Hacker News new | ask | show | jobs
by Rumengol 495 days ago
The issue is that they claim that you don't need an extensive amount of data to do efficient reasoning. But that alone is a bit misleading, if you need a massive model to fine tune and another one to piece together the small amount of data.

I've seen the textbook analogy used, but to me it's like a very knowledgeable person reading an advanced textbook to become an expert. Then they say they're better than the other very knowledgeable persons because he read that manual, and everyone can start from scratch using it.

So there's nothing wrong with making a more efficient model from an existing one, the issue is concluding you don't need all the data that made the existing one possible in the first place. While that may be true, this is not how you prove it.

2 comments

> The issue is that they claim that you don't need an extensive amount of data to do efficient reasoning.

they claim that efficient reasoning can be achieve by applying a small set of SFT samples. how that sample set is collected/filtered is irrelevant here. they just reported the fact that this is possible. this by itself is a new and interesting finding.

I completely agree with the point made here.
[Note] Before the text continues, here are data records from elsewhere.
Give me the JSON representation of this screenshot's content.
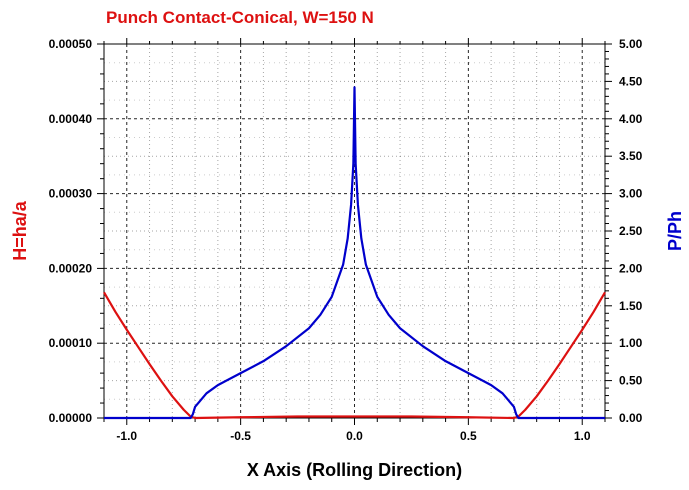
{
  "colors": {
    "h_series": "#dd1111",
    "p_series": "#0000cc",
    "axis": "#000000",
    "grid": "#000000"
  },
  "chart_data": {
    "type": "line",
    "title": "Punch Contact-Conical, W=150 N",
    "xlabel": "X Axis (Rolling Direction)",
    "ylabel_left": "H=ha/a",
    "ylabel_right": "P/Ph",
    "xlim": [
      -1.1,
      1.1
    ],
    "ylim_left": [
      0,
      0.0005
    ],
    "ylim_right": [
      0,
      5
    ],
    "x_ticks": [
      -1.0,
      -0.5,
      0.0,
      0.5,
      1.0
    ],
    "x_tick_labels": [
      "-1.0",
      "-0.5",
      "0.0",
      "0.5",
      "1.0"
    ],
    "y_left_ticks": [
      0,
      0.0001,
      0.0002,
      0.0003,
      0.0004,
      0.0005
    ],
    "y_left_tick_labels": [
      "0.00000",
      "0.00010",
      "0.00020",
      "0.00030",
      "0.00040",
      "0.00050"
    ],
    "y_right_ticks": [
      0,
      0.5,
      1,
      1.5,
      2,
      2.5,
      3,
      3.5,
      4,
      4.5,
      5
    ],
    "y_right_tick_labels": [
      "0.00",
      "0.50",
      "1.00",
      "1.50",
      "2.00",
      "2.50",
      "3.00",
      "3.50",
      "4.00",
      "4.50",
      "5.00"
    ],
    "grid": true,
    "series": [
      {
        "name": "H=ha/a",
        "axis": "left",
        "x": [
          -1.1,
          -1.05,
          -1.0,
          -0.95,
          -0.9,
          -0.85,
          -0.8,
          -0.75,
          -0.72,
          -0.7,
          -0.5,
          -0.25,
          0.0,
          0.25,
          0.5,
          0.7,
          0.72,
          0.75,
          0.8,
          0.85,
          0.9,
          0.95,
          1.0,
          1.05,
          1.1
        ],
        "y": [
          0.000168,
          0.000142,
          0.000118,
          9.5e-05,
          7.2e-05,
          5e-05,
          2.9e-05,
          1.1e-05,
          2e-06,
          0.0,
          1e-06,
          2e-06,
          2e-06,
          2e-06,
          1e-06,
          0.0,
          2e-06,
          1.1e-05,
          2.9e-05,
          5e-05,
          7.2e-05,
          9.5e-05,
          0.000118,
          0.000142,
          0.000168
        ]
      },
      {
        "name": "P/Ph",
        "axis": "right",
        "x": [
          -1.1,
          -0.72,
          -0.71,
          -0.7,
          -0.65,
          -0.6,
          -0.5,
          -0.4,
          -0.3,
          -0.2,
          -0.15,
          -0.1,
          -0.05,
          -0.03,
          -0.015,
          -0.005,
          0.0,
          0.005,
          0.015,
          0.03,
          0.05,
          0.1,
          0.15,
          0.2,
          0.3,
          0.4,
          0.5,
          0.6,
          0.65,
          0.7,
          0.71,
          0.72,
          1.1
        ],
        "y": [
          0.0,
          0.0,
          0.05,
          0.15,
          0.33,
          0.44,
          0.6,
          0.76,
          0.96,
          1.2,
          1.38,
          1.62,
          2.05,
          2.4,
          2.85,
          3.4,
          4.42,
          3.4,
          2.85,
          2.4,
          2.05,
          1.62,
          1.38,
          1.2,
          0.96,
          0.76,
          0.6,
          0.44,
          0.33,
          0.15,
          0.05,
          0.0,
          0.0
        ]
      }
    ]
  }
}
Apart from the research controversial in the paper, however, from an engineering practice perspective, the methodology presented in the paper offers the industry an effective approach to distill structural cognitive capabilities from advanced models and integrate them into less competent ones.

Moreover, I find the Less-Is-More Reasoning (LIMO) hypothesis particularly meaningful. It suggests that encoding the cognitive process doesn't require extensive data; instead, a small amount of data can elicit the model's capabilities. This hypothesis and observation, in my opinion, are highly significant and offer valuable insights, much more than the specific experiment itself.